Generate Python code for a suggested preprocessing pipeline based on a DataFrame or database schema.

This function analyzes the input data or the database schema to automatically create a tdprepview preprocessing pipeline. The output is Python code that can serve as a starting point for building machine learning workflows in ClearScape.

Parameters:

Name Type Description Default
DF DataFrame

A teradataml.DataFrame containing the input data.
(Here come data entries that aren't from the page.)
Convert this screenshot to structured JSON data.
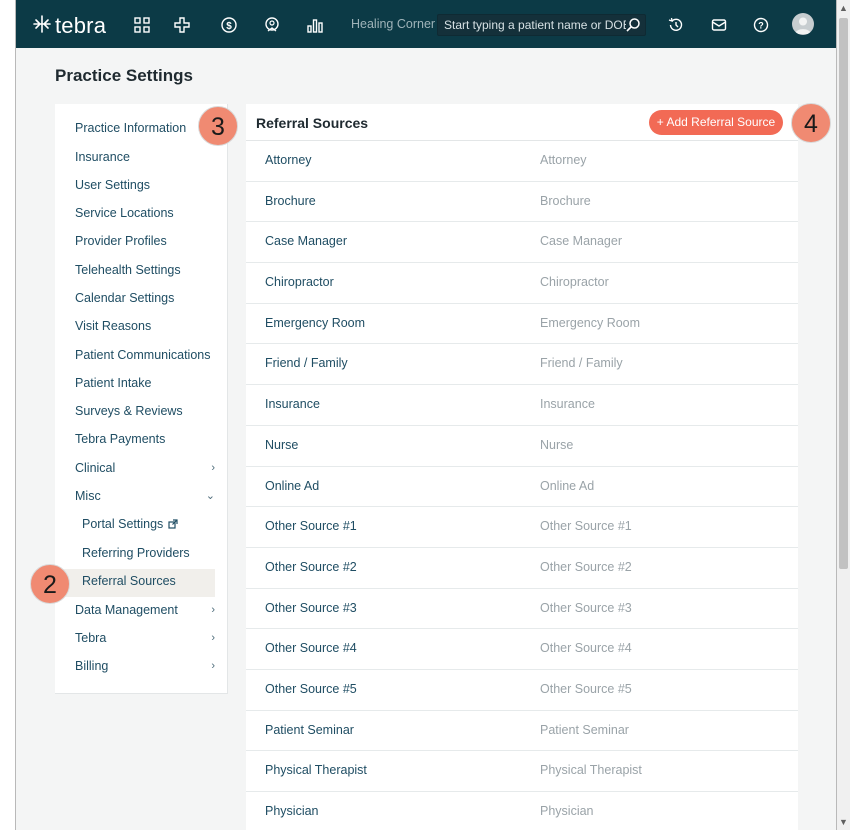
{
  "topbar": {
    "brand": "tebra",
    "practice_name": "Healing Corner",
    "search_placeholder": "Start typing a patient name or DOB",
    "nav_icons": [
      "dashboard-icon",
      "medical-cross-icon",
      "dollar-icon",
      "shield-icon",
      "bar-chart-icon"
    ],
    "right_icons": [
      "history-icon",
      "mail-icon",
      "help-icon"
    ]
  },
  "page": {
    "title": "Practice Settings"
  },
  "sidebar": {
    "items": [
      {
        "label": "Practice Information",
        "chevron": ""
      },
      {
        "label": "Insurance",
        "chevron": ""
      },
      {
        "label": "User Settings",
        "chevron": ""
      },
      {
        "label": "Service Locations",
        "chevron": ""
      },
      {
        "label": "Provider Profiles",
        "chevron": ""
      },
      {
        "label": "Telehealth Settings",
        "chevron": ""
      },
      {
        "label": "Calendar Settings",
        "chevron": ""
      },
      {
        "label": "Visit Reasons",
        "chevron": ""
      },
      {
        "label": "Patient Communications",
        "chevron": ""
      },
      {
        "label": "Patient Intake",
        "chevron": ""
      },
      {
        "label": "Surveys & Reviews",
        "chevron": ""
      },
      {
        "label": "Tebra Payments",
        "chevron": ""
      },
      {
        "label": "Clinical",
        "chevron": "›"
      },
      {
        "label": "Misc",
        "chevron": "⌄"
      },
      {
        "label": "Portal Settings",
        "chevron": ""
      },
      {
        "label": "Referring Providers",
        "chevron": ""
      },
      {
        "label": "Referral Sources",
        "chevron": ""
      },
      {
        "label": "Data Management",
        "chevron": "›"
      },
      {
        "label": "Tebra",
        "chevron": "›"
      },
      {
        "label": "Billing",
        "chevron": "›"
      }
    ]
  },
  "content": {
    "title": "Referral Sources",
    "add_button": "+ Add Referral Source",
    "rows": [
      {
        "name": "Attorney",
        "description": "Attorney"
      },
      {
        "name": "Brochure",
        "description": "Brochure"
      },
      {
        "name": "Case Manager",
        "description": "Case Manager"
      },
      {
        "name": "Chiropractor",
        "description": "Chiropractor"
      },
      {
        "name": "Emergency Room",
        "description": "Emergency Room"
      },
      {
        "name": "Friend / Family",
        "description": "Friend / Family"
      },
      {
        "name": "Insurance",
        "description": "Insurance"
      },
      {
        "name": "Nurse",
        "description": "Nurse"
      },
      {
        "name": "Online Ad",
        "description": "Online Ad"
      },
      {
        "name": "Other Source #1",
        "description": "Other Source #1"
      },
      {
        "name": "Other Source #2",
        "description": "Other Source #2"
      },
      {
        "name": "Other Source #3",
        "description": "Other Source #3"
      },
      {
        "name": "Other Source #4",
        "description": "Other Source #4"
      },
      {
        "name": "Other Source #5",
        "description": "Other Source #5"
      },
      {
        "name": "Patient Seminar",
        "description": "Patient Seminar"
      },
      {
        "name": "Physical Therapist",
        "description": "Physical Therapist"
      },
      {
        "name": "Physician",
        "description": "Physician"
      }
    ]
  },
  "callouts": {
    "two": "2",
    "three": "3",
    "four": "4"
  },
  "colors": {
    "topbar": "#0c3a46",
    "accent": "#f26a55",
    "callout": "#f08a72",
    "link": "#1f4d63",
    "muted": "#9aa3a8"
  }
}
If None, the DataFrame will be constructed from input_schema and input_table.

required
input_schema str

Database schema name, used to generate the DataFrame if DF is None.

''
input_table str

Database table or view name, used to generate the DataFrame if DF is None.

''
non_feature_cols list

List of column names to exclude from preprocessing, e.g., IDs or target variables.

[]

Returns:

Type Description
str

A string containing Python code that defines the suggested preprocessing pipeline.

Examples:

Generate code from a DataFrame:

import tdprepview
import teradataml as tdml

DF = tdml.DataFrame(tdml.in_schema("my_schema","my_table"))
code_str = tdprepview.auto_code(DF, non_feature_cols=["ID","target"])
print(code_str)
my_pipeline = tdprepview.Pipeline(steps= eval(code_str))

Generate code from database table directly:

import tdprepview

code_str = tdprepview.auto_code(
    DF=None,
    input_schema="my_schema",
    input_table="my_table",
    non_feature_cols=["ID","target"]
)
print(code_str)
my_pipeline = tdprepview.Pipeline(steps= eval(code_str))